Während die Unterbrechung immer länger dauerte, wurden meine wiederholten Bitten um Klarstellung mit einer Ausflucht und halben Erklärung nach der anderen abgewiesen.
Zunächst wurde gesagt, die Wiedergabe könne fortgesetzt werden, sobald sichergestellt sei, dass Abu Sitta nichts Illegales gesagt habe (wie Holocaustleugnung oder Aufruf zur Gewalt). Der leitende Beamte schlug vor, man könne zur nächsten Präsentation übergehen – einem Live-Video-Vortrag von Yanis Varoufakis – aber den Livestream ausgeschaltet lassen, da die Möglichkeit bestehe, dass potenziell hasserfüllte Inhalte global verbreitet würden, wenn er eingeschaltet bliebe.
Kurz darauf folgte eine Polizeimitteilung, dass der gesamte Kongress abgebrochen worden sei.

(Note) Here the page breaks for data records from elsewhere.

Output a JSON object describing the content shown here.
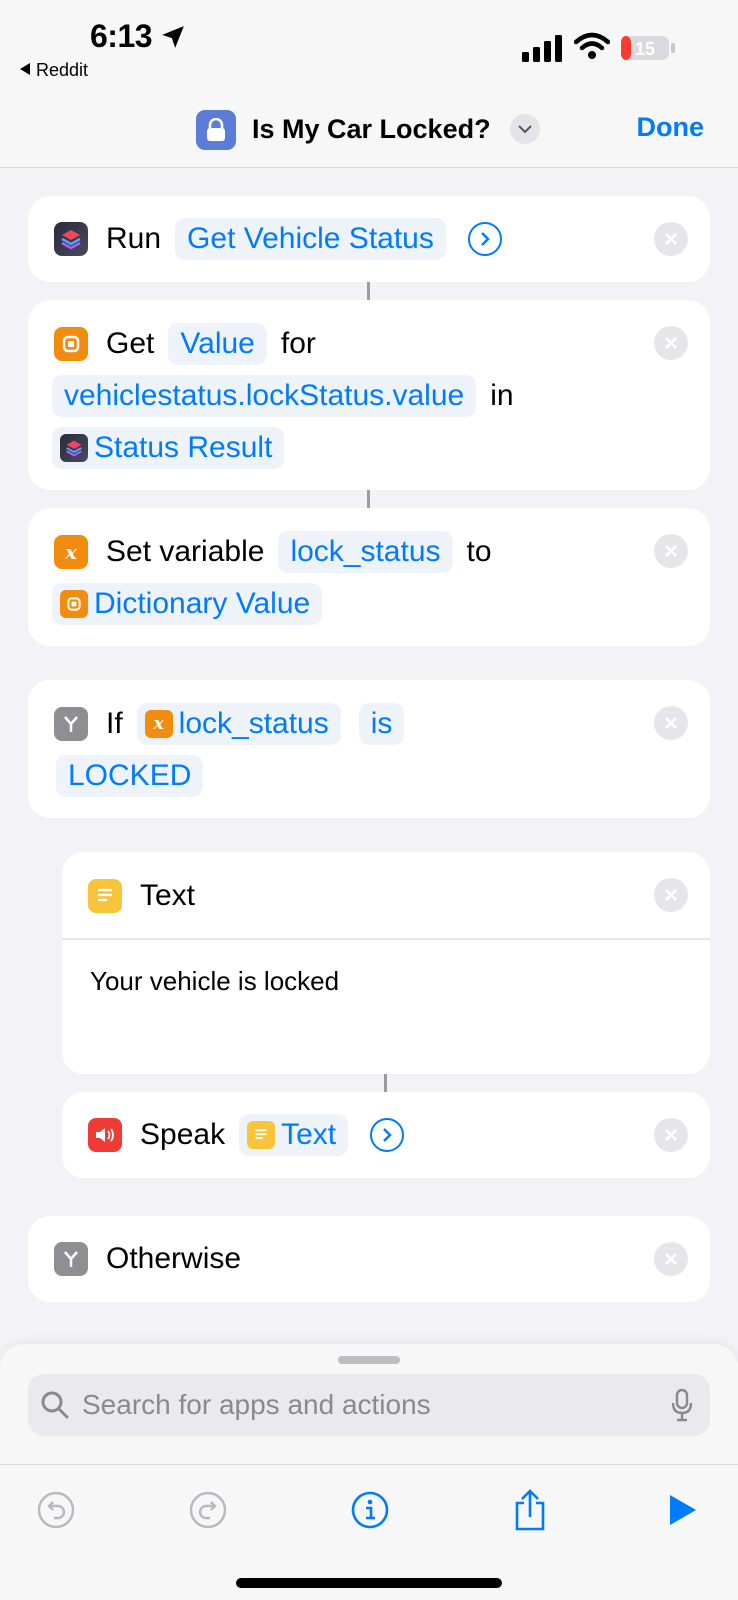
{
  "status_bar": {
    "time": "6:13",
    "back_app": "Reddit",
    "battery_level": "15"
  },
  "nav": {
    "title": "Is My Car Locked?",
    "done_label": "Done"
  },
  "actions": {
    "run": {
      "label": "Run",
      "shortcut": "Get Vehicle Status"
    },
    "get": {
      "label": "Get",
      "token": "Value",
      "for": "for",
      "key": "vehiclestatus.lockStatus.value",
      "in": "in",
      "source": "Status Result"
    },
    "set_variable": {
      "label": "Set variable",
      "name": "lock_status",
      "to": "to",
      "value": "Dictionary Value"
    },
    "if": {
      "label": "If",
      "variable": "lock_status",
      "operator": "is",
      "value": "LOCKED"
    },
    "text": {
      "label": "Text",
      "content": "Your vehicle is locked"
    },
    "speak": {
      "label": "Speak",
      "token": "Text"
    },
    "otherwise": {
      "label": "Otherwise"
    }
  },
  "search": {
    "placeholder": "Search for apps and actions"
  },
  "colors": {
    "accent": "#007AFF",
    "background": "#F2F2F7",
    "orange": "#F28C0F",
    "red": "#EF3B36",
    "yellow": "#F8C53A"
  }
}
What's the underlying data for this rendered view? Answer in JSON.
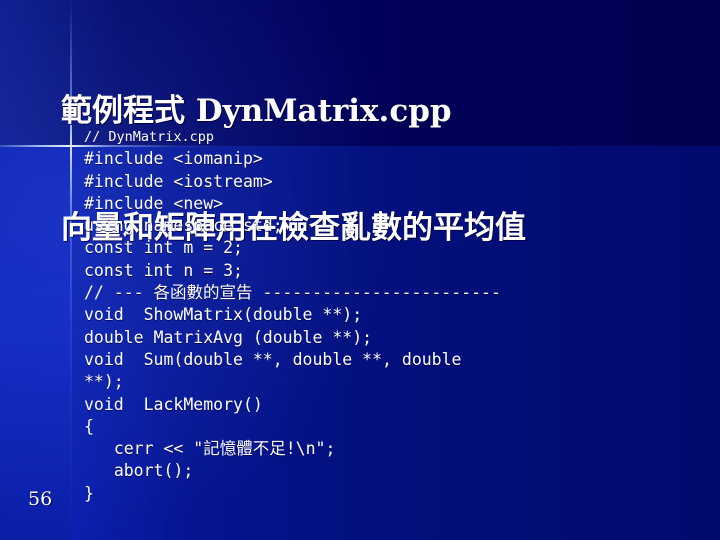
{
  "slide": {
    "page_number": "56",
    "background_color": "#000066",
    "accent_color": "#c8e0ff",
    "text_color": "#ffffff",
    "title": {
      "line1": "範例程式 DynMatrix.cpp",
      "line2": "向量和矩陣用在檢查亂數的平均值"
    },
    "code": {
      "language": "cpp",
      "lines": [
        "// DynMatrix.cpp",
        "#include <iomanip>",
        "#include <iostream>",
        "#include <new>",
        "using namespace std;",
        "const int m = 2;",
        "const int n = 3;",
        "// --- 各函數的宣告 ------------------------",
        "void  ShowMatrix(double **);",
        "double MatrixAvg (double **);",
        "void  Sum(double **, double **, double **);",
        "void  LackMemory()",
        "{",
        "   cerr << \"記憶體不足!\\n\";",
        "   abort();",
        "}"
      ]
    }
  }
}
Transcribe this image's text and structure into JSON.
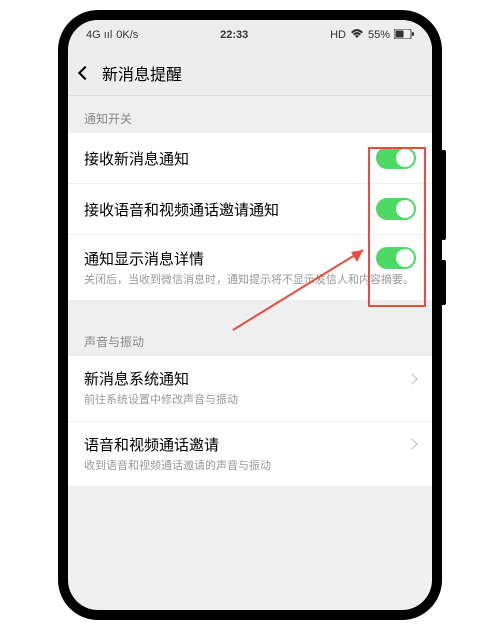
{
  "status": {
    "left_signal": "4G ııl",
    "left_speed": "0K/s",
    "time": "22:33",
    "right_hd": "HD",
    "right_battery": "55%"
  },
  "nav": {
    "title": "新消息提醒"
  },
  "sections": {
    "notify": {
      "header": "通知开关",
      "items": [
        {
          "title": "接收新消息通知"
        },
        {
          "title": "接收语音和视频通话邀请通知"
        },
        {
          "title": "通知显示消息详情",
          "sub": "关闭后，当收到微信消息时，通知提示将不显示发信人和内容摘要。"
        }
      ]
    },
    "sound": {
      "header": "声音与振动",
      "items": [
        {
          "title": "新消息系统通知",
          "sub": "前往系统设置中修改声音与振动"
        },
        {
          "title": "语音和视频通话邀请",
          "sub": "收到语音和视频通话邀请的声音与振动"
        }
      ]
    }
  }
}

Diese harte Störung, abgerundet durch ein nationales Einreiseverbot für Yanis Varoufakis und ein Schengen-weites Einreiseverbot für den palästinensisch-britischen Chirurgen Ghassan Abu Sitta, den Rektor der Universität Glasgow, der am Berliner Flughafen gestoppt und zurück nach Großbritannien geschickt wurde, verschaffte dem Kongress internationale Aufmerksamkeit, die er nie ererhalten hätte, wenn man ihn einfach hätte fortsetzen lassen.
Die deutsche Regierung hatte sich selbst blamiert und Zuschauer weltweit schockiert.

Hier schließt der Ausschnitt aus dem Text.